In his book Introduction to Topology, Bert Mendelson asks to prove that
$(\Bbb Z,d_p)$
is a metric space, where $p$ is a fixed prime and
$d_p(m,n)=\begin{cases} 0 \;,\text{ if }m=n \cr {p^{-t}}\;,\text{ if } m\neq n\end{cases}$
where $t$ is the multiplicty with which $p$ divides $m-n$. Now, it is almost trivial to check the first three properties, namely, that
$d(m,n) \geq 0$
$d(m,n) =0 \iff m=n$
$d(m,n)=d(n,m)$
and the only laborious was to check the last property (the triangle inequality).

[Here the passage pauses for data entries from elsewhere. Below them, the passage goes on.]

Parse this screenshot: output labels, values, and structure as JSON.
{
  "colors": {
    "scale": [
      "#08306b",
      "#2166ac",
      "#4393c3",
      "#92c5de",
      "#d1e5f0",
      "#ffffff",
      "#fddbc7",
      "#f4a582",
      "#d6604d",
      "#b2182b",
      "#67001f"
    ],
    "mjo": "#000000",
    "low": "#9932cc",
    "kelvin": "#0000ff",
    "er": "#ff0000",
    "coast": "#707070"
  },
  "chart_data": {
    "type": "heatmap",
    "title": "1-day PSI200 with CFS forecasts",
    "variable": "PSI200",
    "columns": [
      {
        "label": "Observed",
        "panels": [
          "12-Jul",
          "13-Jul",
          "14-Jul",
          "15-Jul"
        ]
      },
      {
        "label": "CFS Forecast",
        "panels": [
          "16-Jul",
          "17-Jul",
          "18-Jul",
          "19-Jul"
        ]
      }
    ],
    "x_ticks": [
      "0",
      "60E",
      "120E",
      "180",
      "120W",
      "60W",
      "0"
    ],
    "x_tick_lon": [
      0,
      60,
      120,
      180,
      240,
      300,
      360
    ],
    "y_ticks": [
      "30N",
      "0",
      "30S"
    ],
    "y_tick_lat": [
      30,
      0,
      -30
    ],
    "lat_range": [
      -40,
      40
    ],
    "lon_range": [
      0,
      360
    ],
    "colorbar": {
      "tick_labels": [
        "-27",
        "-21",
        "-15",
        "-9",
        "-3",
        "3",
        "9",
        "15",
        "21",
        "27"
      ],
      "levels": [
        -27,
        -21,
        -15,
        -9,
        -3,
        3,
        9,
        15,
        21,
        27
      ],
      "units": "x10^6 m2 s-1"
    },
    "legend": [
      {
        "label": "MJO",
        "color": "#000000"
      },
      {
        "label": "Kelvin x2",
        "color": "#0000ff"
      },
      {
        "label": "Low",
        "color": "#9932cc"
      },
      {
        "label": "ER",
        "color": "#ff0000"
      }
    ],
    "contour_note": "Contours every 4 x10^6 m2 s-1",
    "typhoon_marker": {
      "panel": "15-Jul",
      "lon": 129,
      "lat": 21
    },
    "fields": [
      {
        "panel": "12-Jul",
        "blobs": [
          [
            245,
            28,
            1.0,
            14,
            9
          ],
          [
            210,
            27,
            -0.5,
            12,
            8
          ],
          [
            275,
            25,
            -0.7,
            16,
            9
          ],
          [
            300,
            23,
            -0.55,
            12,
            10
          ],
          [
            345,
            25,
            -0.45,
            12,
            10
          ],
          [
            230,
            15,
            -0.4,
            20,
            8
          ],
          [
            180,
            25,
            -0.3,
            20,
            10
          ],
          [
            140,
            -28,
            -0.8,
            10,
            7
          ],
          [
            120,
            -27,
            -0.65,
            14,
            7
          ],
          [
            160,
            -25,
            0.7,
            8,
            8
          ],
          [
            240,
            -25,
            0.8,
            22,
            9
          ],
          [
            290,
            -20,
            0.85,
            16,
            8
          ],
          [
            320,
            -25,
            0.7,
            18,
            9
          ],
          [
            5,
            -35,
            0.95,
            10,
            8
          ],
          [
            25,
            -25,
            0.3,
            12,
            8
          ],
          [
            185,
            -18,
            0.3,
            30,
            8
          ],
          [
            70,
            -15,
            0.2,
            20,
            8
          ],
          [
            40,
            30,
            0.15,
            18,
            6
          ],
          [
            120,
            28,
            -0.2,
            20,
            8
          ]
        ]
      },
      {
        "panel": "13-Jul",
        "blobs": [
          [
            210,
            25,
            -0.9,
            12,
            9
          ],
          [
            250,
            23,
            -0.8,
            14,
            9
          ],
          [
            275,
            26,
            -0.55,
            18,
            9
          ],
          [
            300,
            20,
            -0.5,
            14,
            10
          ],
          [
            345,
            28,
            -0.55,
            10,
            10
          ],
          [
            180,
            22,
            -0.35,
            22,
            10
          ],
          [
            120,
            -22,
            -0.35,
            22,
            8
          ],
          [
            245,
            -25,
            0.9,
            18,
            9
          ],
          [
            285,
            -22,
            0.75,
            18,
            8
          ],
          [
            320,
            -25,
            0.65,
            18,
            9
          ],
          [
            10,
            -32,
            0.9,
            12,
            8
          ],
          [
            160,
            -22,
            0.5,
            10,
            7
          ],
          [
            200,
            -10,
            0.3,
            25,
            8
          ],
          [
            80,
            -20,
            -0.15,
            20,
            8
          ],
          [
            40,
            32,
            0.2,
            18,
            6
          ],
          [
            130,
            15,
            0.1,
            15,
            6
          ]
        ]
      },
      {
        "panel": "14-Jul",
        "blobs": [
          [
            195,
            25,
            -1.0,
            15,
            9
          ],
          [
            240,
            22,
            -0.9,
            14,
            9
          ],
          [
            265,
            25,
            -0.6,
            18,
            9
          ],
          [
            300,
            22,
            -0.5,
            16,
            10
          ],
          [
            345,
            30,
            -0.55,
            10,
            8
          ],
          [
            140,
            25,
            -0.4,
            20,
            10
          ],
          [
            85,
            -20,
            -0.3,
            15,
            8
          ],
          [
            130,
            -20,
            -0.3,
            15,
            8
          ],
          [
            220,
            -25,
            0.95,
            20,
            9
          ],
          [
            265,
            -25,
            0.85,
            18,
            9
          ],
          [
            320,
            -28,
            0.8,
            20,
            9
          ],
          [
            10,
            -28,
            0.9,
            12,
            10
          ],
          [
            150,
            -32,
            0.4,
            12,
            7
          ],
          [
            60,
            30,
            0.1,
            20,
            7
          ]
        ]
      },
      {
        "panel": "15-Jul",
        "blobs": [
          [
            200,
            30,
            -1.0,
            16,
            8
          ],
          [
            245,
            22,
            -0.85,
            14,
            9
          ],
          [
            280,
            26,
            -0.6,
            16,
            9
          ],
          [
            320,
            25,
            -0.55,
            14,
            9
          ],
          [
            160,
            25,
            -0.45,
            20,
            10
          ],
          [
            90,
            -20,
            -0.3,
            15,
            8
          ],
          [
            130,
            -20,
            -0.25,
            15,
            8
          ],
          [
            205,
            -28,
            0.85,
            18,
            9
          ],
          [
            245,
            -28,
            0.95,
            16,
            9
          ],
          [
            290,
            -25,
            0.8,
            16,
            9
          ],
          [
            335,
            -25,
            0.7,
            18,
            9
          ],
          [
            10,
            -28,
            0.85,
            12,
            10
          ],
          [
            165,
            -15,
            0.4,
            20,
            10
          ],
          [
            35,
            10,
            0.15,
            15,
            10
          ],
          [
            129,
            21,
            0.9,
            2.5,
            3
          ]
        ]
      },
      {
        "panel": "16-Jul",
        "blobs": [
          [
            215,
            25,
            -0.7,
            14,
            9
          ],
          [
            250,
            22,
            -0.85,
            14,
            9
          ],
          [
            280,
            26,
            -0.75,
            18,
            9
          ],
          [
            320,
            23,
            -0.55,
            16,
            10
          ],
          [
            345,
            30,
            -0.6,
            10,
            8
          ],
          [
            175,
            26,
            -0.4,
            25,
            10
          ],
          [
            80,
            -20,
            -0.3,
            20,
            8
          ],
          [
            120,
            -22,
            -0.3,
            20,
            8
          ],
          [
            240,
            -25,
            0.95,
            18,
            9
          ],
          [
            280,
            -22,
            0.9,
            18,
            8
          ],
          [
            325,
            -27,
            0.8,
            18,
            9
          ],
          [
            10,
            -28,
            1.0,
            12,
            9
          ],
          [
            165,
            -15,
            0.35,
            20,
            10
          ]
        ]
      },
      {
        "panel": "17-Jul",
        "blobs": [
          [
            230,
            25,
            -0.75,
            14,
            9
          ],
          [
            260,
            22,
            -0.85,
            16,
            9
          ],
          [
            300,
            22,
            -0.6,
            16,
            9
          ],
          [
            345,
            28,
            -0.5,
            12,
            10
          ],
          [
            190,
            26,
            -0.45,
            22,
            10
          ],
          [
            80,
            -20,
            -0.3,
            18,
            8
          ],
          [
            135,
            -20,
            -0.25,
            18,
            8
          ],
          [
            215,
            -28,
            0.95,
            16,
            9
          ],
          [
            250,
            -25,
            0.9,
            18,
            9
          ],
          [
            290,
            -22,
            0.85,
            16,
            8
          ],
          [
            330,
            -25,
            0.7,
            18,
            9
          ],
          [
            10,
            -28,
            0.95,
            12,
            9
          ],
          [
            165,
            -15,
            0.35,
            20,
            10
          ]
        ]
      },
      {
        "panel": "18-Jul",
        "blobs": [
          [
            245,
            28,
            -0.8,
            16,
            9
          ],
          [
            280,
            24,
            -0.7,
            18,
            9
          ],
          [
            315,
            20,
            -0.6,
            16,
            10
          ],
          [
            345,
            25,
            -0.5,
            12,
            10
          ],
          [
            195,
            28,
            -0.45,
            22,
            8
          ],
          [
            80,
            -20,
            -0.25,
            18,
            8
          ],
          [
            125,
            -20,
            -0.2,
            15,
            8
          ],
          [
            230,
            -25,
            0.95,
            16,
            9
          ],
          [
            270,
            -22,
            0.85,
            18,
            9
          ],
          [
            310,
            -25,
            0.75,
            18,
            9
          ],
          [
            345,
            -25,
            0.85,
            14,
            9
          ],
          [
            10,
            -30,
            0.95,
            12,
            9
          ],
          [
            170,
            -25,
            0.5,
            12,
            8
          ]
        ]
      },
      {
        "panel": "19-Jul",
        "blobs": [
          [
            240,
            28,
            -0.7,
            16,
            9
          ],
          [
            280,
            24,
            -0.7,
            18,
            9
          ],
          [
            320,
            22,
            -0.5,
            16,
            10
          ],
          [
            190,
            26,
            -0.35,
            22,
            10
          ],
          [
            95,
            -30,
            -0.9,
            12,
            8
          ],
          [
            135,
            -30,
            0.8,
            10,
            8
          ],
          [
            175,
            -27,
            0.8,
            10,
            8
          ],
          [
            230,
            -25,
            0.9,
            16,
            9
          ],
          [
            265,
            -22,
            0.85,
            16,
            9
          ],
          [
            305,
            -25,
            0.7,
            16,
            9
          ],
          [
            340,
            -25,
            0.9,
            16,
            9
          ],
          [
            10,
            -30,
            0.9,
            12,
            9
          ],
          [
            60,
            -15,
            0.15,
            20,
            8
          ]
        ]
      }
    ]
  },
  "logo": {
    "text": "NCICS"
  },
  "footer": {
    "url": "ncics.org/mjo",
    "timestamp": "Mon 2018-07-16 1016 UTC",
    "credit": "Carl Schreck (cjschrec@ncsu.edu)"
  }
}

I proceeded as follows:
Let $a,b,c$ be integers, and let
$a-b=p^s \cdot k$
$b-c=p^r \cdot l$
where $l,k$ aren't divisible by $p$.
Then $a-c=(a-b)+(b-c)=p^s \cdot k+p^r \cdot l$
Now we have three cases, $s>r$, $r>s$ and $r=s$. We have respectively:
$a-c=(a-b)+(b-c)=p^r \cdot(p^{s-r} \cdot k+ l)=p^r \cdot Q$ $a-c=(a-b)+(b-c)=p^{s} \cdot( k+p^{r-s} \cdot l)=p^s \cdot R$ $a-c=(a-b)+(b-c)=p^s \cdot (k+l)=p^s \cdot T$
In any case,
$d\left( {a,c} \right) \leqslant d\left( {a,b} \right) + d\left( {b,c} \right)$
since
$\eqalign{ & \frac{1}{{{p^r}}} \leqslant \frac{1}{{{p^s}}} + \frac{1}{{{p^r}}} \cr & \frac{1}{{{p^s}}} \leqslant \frac{1}{{{p^s}}} + \frac{1}{{{p^r}}} \cr & \frac{1}{{{p^s}}} \leqslant \frac{1}{{{p^s}}} + \frac{1}{{{p^s}}} \cr} $
It might also be the case $k+l=p^u$ for some $u$ so that the last inequality is
$\frac{1}{{{p^{s + u}}}} \leqslant \frac{1}{{{p^s}}} + \frac{1}{{{p^s}}}$
$(1)$ Am I missing something in the above? The author asks to prove that in fact, if $t=t_p(m,n)$ is the exponent of $p$, that
$t\left( {a,c} \right) \geqslant \min \left\{ {t\left( {a,b} \right),t\left( {b,c} \right)} \right\}$
That seems to follow from the above arguement, since if $s \neq r$ then
$t\left( {a,c} \right) = t\left( {a,b} \right){\text{ or }}t\left( {a,c} \right) = t\left( {b,c} \right)$
and if $s=r$ then
$t\left( {a,c} \right) \geqslant t\left( {a,b} \right){\text{ or }}t\left( {a,c} \right) \geqslant t\left( {b,c} \right)$
$(2)$ Is there any further reading you can suggest on $p$-adicity?